Una excepción es el minúsculo pueblo de Yatongusi, situado a 10 km de la autopista del desierto. Situado alrededor de un pequeño oasis, el pueblo fue fundado por pastores nómadas, huyendo de los conflictos con otros pastores locales por el espacio de las praderas hace unos cientos de años. Realmente sellado del mundo exterior por la defensa natural del desierto, sólo se abrió a los forasteros por primera vez cuando se construyó la autopista hace 14 años.
Uno de los ancianos del pueblo, relató la historia del primer contacto. «Los constructores condujeron camiones hasta este pueblo. Cuando los vimos, toda la gente se escondió. Nunca habíamos visto camiones. Pensamos que eran monstruos que se comerían a los humanos. Los constructores nos dijeron que se llamaban ‘camiones’, pero no teníamos ni idea de lo que era un camión. Entonces, los constructores nos dijeron que el camión era como una vaca. Muy fuerte. Muy potente. Intentamos alimentar al camión con hierba. Los constructores nos dijeron que esta «vaca» no comía hierba. Todos estábamos asombrados por esas grandes vacas que ni siquiera comían hierba».
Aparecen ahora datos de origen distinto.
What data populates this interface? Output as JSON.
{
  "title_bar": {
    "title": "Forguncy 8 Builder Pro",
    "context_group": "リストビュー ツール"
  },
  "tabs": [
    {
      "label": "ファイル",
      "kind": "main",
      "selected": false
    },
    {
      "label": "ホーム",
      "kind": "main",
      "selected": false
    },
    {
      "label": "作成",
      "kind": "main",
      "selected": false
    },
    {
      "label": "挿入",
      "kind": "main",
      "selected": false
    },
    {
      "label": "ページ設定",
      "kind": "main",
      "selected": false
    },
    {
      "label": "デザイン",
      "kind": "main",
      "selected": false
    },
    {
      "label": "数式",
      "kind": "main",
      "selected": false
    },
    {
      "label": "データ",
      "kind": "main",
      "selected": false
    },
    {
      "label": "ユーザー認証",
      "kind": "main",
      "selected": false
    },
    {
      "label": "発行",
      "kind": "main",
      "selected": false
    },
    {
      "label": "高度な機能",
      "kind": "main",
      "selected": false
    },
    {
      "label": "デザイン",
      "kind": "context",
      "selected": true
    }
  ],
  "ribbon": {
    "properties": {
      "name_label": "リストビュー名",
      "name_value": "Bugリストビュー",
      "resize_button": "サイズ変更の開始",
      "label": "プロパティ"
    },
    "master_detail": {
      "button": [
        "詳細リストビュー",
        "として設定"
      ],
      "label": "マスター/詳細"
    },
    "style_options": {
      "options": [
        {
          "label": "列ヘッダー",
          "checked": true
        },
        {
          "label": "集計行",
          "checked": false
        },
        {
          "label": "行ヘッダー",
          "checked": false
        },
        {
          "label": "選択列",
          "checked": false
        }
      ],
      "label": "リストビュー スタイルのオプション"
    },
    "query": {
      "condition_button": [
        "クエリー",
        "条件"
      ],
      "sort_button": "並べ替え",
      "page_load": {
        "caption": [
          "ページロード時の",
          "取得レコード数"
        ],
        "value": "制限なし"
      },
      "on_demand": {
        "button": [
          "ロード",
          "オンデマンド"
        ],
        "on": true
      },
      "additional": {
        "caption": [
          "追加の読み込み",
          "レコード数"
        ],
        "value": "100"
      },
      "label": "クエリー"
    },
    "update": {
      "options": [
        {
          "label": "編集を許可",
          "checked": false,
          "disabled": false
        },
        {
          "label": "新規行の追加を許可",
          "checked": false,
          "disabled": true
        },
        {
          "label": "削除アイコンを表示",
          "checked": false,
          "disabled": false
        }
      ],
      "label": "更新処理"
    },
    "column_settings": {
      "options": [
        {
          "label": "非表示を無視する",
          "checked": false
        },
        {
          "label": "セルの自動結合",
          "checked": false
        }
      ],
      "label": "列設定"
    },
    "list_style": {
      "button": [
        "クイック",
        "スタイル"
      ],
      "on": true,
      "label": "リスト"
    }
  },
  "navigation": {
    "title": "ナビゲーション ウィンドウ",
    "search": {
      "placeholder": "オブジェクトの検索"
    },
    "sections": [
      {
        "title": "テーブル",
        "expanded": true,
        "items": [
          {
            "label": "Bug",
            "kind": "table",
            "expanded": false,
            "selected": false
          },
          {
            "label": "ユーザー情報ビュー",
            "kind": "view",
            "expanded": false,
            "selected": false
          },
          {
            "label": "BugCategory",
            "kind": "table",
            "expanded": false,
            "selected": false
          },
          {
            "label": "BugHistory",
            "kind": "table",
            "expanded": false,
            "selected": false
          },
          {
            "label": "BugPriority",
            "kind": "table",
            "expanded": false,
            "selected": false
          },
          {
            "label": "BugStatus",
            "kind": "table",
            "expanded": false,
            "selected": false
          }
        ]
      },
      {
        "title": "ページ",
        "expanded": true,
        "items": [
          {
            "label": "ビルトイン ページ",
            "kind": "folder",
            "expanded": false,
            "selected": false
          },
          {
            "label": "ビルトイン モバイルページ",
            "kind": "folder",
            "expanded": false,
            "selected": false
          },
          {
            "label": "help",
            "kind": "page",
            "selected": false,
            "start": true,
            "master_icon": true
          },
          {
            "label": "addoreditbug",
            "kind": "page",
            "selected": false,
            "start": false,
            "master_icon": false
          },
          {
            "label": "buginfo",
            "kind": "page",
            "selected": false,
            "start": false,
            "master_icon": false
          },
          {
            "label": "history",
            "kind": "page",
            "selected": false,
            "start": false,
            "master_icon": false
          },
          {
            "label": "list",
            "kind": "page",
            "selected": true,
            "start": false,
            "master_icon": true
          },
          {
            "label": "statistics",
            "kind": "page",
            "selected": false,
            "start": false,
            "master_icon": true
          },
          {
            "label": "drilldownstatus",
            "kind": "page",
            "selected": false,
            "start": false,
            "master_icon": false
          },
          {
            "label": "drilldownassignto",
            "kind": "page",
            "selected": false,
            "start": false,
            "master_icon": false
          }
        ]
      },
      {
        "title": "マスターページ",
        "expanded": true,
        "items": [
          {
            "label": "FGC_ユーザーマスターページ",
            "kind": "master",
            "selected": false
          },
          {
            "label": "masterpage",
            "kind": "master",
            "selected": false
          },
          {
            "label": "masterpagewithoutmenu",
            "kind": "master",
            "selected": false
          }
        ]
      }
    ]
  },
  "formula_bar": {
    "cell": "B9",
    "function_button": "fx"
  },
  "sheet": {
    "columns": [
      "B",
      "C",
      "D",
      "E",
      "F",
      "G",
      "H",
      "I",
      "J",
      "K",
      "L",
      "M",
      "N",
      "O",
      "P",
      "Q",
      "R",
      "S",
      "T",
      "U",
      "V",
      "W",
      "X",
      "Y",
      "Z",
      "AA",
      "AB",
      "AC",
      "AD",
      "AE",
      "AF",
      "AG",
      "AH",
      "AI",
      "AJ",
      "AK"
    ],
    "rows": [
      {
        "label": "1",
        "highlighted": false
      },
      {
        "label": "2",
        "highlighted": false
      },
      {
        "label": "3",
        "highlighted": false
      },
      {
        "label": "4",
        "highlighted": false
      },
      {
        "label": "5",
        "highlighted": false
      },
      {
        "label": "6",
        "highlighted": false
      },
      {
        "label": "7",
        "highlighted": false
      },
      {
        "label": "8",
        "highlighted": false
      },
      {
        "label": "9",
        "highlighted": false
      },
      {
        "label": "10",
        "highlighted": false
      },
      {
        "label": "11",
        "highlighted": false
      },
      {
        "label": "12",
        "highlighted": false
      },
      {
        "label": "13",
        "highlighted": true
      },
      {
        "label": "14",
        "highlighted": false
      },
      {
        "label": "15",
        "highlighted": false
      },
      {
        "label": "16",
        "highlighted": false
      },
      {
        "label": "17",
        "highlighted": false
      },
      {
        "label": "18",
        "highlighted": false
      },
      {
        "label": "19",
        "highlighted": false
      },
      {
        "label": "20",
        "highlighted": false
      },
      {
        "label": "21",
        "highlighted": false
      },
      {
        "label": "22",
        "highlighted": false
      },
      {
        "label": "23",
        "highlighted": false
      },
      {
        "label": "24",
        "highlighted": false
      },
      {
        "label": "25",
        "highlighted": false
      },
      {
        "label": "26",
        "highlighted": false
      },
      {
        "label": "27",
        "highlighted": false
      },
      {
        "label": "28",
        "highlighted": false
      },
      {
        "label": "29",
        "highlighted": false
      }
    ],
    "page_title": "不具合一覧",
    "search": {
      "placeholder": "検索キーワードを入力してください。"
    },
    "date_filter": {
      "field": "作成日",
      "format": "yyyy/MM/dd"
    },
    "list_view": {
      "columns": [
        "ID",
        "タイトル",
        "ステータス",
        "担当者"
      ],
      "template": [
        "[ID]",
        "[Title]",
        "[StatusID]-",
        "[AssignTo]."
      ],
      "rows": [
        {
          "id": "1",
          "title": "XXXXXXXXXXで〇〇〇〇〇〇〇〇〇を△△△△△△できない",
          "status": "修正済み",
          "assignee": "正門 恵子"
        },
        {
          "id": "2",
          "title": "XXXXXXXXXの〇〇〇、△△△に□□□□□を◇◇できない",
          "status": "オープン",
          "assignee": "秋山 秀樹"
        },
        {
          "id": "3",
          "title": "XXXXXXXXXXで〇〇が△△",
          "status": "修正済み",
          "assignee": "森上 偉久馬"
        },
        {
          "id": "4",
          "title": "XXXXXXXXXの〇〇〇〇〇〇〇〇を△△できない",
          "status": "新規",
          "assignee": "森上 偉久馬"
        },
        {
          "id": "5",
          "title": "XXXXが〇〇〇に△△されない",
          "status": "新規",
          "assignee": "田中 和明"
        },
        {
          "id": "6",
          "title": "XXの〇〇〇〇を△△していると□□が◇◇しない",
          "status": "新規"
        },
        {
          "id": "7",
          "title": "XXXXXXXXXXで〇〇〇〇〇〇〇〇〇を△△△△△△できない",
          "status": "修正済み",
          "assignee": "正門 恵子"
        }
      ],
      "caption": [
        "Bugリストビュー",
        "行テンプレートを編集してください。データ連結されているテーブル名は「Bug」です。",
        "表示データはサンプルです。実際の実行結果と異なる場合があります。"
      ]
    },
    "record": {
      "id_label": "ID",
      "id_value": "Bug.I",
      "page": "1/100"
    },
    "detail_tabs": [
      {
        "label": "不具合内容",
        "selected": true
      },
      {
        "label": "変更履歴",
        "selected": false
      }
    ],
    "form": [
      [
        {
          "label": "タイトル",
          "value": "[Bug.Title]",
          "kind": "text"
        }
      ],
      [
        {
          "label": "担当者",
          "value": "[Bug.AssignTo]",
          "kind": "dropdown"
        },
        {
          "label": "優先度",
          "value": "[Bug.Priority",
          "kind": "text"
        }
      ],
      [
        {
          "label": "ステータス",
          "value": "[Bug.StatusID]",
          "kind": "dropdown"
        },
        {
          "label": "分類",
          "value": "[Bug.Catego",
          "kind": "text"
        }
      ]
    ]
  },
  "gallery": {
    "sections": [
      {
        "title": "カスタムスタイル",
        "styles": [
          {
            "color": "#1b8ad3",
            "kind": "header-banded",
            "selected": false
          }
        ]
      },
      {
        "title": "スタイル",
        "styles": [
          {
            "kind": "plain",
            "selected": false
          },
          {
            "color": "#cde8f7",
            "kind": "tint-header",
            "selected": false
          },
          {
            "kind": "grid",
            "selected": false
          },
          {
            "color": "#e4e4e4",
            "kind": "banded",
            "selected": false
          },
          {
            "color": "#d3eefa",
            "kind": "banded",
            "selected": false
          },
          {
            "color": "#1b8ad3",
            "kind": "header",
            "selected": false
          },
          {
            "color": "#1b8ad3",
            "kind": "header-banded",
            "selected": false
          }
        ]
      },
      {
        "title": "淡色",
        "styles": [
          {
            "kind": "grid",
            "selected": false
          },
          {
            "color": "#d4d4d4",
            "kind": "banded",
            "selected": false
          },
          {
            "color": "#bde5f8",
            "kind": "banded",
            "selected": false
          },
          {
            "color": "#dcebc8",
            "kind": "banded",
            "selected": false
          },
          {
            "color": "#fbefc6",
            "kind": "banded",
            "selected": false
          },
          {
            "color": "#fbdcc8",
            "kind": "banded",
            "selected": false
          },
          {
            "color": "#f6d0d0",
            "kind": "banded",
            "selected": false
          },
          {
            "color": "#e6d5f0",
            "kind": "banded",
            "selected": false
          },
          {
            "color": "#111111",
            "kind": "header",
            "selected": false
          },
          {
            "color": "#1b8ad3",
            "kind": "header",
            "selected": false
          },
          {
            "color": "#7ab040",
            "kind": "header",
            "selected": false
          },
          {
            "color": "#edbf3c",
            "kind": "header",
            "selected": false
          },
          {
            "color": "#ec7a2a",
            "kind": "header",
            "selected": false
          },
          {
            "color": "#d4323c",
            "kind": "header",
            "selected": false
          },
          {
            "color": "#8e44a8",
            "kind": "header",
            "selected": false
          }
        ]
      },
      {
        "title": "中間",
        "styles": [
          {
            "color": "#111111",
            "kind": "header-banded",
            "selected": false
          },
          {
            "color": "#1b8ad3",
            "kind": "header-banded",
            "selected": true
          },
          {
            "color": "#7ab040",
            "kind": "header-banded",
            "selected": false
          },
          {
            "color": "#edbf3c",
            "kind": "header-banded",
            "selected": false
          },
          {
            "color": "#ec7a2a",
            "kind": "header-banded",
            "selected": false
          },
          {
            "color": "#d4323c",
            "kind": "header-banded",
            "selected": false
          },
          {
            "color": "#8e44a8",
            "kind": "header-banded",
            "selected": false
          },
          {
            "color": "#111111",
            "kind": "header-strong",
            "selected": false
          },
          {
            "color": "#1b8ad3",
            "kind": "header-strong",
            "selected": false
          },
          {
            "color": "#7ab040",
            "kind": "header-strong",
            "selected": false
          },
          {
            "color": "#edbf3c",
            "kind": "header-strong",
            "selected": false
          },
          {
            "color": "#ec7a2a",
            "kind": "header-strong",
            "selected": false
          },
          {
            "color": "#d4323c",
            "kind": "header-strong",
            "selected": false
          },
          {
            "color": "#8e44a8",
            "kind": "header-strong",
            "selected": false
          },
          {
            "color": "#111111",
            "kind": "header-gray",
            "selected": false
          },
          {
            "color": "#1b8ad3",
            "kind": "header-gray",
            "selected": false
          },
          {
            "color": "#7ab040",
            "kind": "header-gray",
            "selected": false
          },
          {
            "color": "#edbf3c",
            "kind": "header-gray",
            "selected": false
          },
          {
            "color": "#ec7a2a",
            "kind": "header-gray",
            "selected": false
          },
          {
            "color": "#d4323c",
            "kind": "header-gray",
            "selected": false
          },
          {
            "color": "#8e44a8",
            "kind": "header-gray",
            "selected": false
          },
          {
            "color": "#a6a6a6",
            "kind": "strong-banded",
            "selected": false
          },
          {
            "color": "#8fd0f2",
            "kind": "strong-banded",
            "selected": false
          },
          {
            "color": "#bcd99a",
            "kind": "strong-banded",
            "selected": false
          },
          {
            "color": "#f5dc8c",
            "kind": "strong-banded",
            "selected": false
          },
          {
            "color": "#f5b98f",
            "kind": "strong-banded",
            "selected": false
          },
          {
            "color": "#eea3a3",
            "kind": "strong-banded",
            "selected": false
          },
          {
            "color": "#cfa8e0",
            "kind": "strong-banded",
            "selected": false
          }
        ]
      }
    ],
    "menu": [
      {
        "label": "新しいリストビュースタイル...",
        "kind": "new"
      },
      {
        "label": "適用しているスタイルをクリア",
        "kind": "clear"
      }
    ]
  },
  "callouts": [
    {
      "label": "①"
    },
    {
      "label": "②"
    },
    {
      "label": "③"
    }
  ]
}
Hoy en día, el pueblo tiene un aspecto relativamente desarrollado, ya que las influencias modernas han llegado a lo largo de la carretera durante la última década y media. Los habitantes de este pueblo y los de las ciudades que bordean el Taklamakan son en su mayoría uigures, un grupo étnico turco que se encuentra principalmente en Asia oriental y central, por lo que su aspecto no es el estereotipo de los «chinos».
Es en los alrededores del Taklamakan donde se recuerda la rica diversidad cultural que existe realmente en el oeste del país. En ciudades como Hetian, situada en la franja suroccidental del desierto, a sólo 500 km de la frontera con Pakistán, las mezquitas se alinean en las calles, los ruidosos bazares atraen a los transeúntes y las personas de fe islámica vestidas con colores vivos recorren las calles. Es fácil creer erróneamente que uno se ha trasladado a una ciudad de Oriente Medio, pero los caracteres chinos de las señales de tráfico y los ocasionales chinos Han que pasan por allí nos recuerdan que aún estamos dentro de la República Popular.
Mientras mi jeep pasa por la última estación de agua en mi viaje a través de este poderoso desierto, sólo puedo sentir que la gente del Taklamakan es históricamente la más consciente del poder de las arenas en movimiento y en crecimiento. A medida que la desertificación se convierte en un problema nacional, es posible que el país sólo tenga que mirar hacia el oeste para empezar a buscar formas eficaces de adaptarse a la vida en las arenas movedizas y sus alrededores.